Think about what kind of man would do this to a woman. think about what you would say to your DD if she were to say to you that this was happening to her?
THEN there is his mother...
No person has any right whatsoever to speak about another in that way.
No person who chooses to do this should remain unchallenged.
Your H has not even told his DM that talking about you like this is beyond unacceptable, and he is doing NOTHING to stop this.
You MUST make a stand love, you really must. He has done this to you in a couple of years, imagine how utterly broken your soul will be by the time your DD is old enough to notice.
Stand up now, tell him to leave and not to come back until YOU say you are ready.
Bugger the plans for anything, you have to set your stall out.
basically, you WILL be defended and respected in your relationship or you won't be in that relationship.

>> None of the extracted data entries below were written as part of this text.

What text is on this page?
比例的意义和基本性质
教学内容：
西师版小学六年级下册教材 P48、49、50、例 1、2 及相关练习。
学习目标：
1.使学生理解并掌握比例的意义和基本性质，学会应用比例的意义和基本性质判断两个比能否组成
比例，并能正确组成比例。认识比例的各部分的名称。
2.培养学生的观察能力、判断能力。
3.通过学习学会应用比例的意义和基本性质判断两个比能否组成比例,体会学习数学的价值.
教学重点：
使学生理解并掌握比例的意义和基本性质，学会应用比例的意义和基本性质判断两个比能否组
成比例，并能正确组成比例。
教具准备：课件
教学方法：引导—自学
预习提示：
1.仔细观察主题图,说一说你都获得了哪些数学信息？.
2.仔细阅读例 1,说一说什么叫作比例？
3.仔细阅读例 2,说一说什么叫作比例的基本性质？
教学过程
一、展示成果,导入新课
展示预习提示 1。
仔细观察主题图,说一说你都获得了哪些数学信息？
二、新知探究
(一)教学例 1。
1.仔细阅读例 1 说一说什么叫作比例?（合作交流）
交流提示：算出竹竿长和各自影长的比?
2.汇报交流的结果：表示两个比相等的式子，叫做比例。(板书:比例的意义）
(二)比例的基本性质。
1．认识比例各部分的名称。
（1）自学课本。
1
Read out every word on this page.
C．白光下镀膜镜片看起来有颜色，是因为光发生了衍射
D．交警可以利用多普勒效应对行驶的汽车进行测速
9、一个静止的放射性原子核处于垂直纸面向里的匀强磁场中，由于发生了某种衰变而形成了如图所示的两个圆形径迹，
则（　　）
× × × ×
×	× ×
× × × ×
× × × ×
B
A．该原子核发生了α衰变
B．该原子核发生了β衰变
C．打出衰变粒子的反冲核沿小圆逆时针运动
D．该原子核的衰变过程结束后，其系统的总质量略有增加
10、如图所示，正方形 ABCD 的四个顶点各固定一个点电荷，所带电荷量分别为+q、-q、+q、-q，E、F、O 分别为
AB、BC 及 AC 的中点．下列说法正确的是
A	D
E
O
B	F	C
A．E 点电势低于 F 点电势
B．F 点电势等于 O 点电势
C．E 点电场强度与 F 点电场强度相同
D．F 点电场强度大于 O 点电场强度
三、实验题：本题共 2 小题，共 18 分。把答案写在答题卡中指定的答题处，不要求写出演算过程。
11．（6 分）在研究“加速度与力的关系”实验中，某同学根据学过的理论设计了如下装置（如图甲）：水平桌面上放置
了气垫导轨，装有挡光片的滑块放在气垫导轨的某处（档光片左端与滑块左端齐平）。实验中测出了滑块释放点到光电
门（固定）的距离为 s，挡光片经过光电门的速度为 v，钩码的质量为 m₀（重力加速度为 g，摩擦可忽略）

Let me let you into a secret.... you think you are powerless right? you are not. the fact that he immediately went to the snot and tears method of deflection means that he is very much in fear of being rejected. You need to use this inside info to pull him back onside.
show him he better get used to living back at home, at best - an every other weekend father and that will be his life from now on, as no-one in their right mind would put up with a wanker who lives with a vile insulting mother. Remind him that the LAST kind of people you would ever want in your DD's life are people who think this is in anyway acceptable so if he CBA to have contact, that would suit you perfectly, and would be doing your DD a favour. Really.
You need to go in HARD here. If you opt for the don't leave me, begging him to stay stance, nothing will ever change for the better.
You have a chance to make this work, but you have to show him that there is NO negotiation.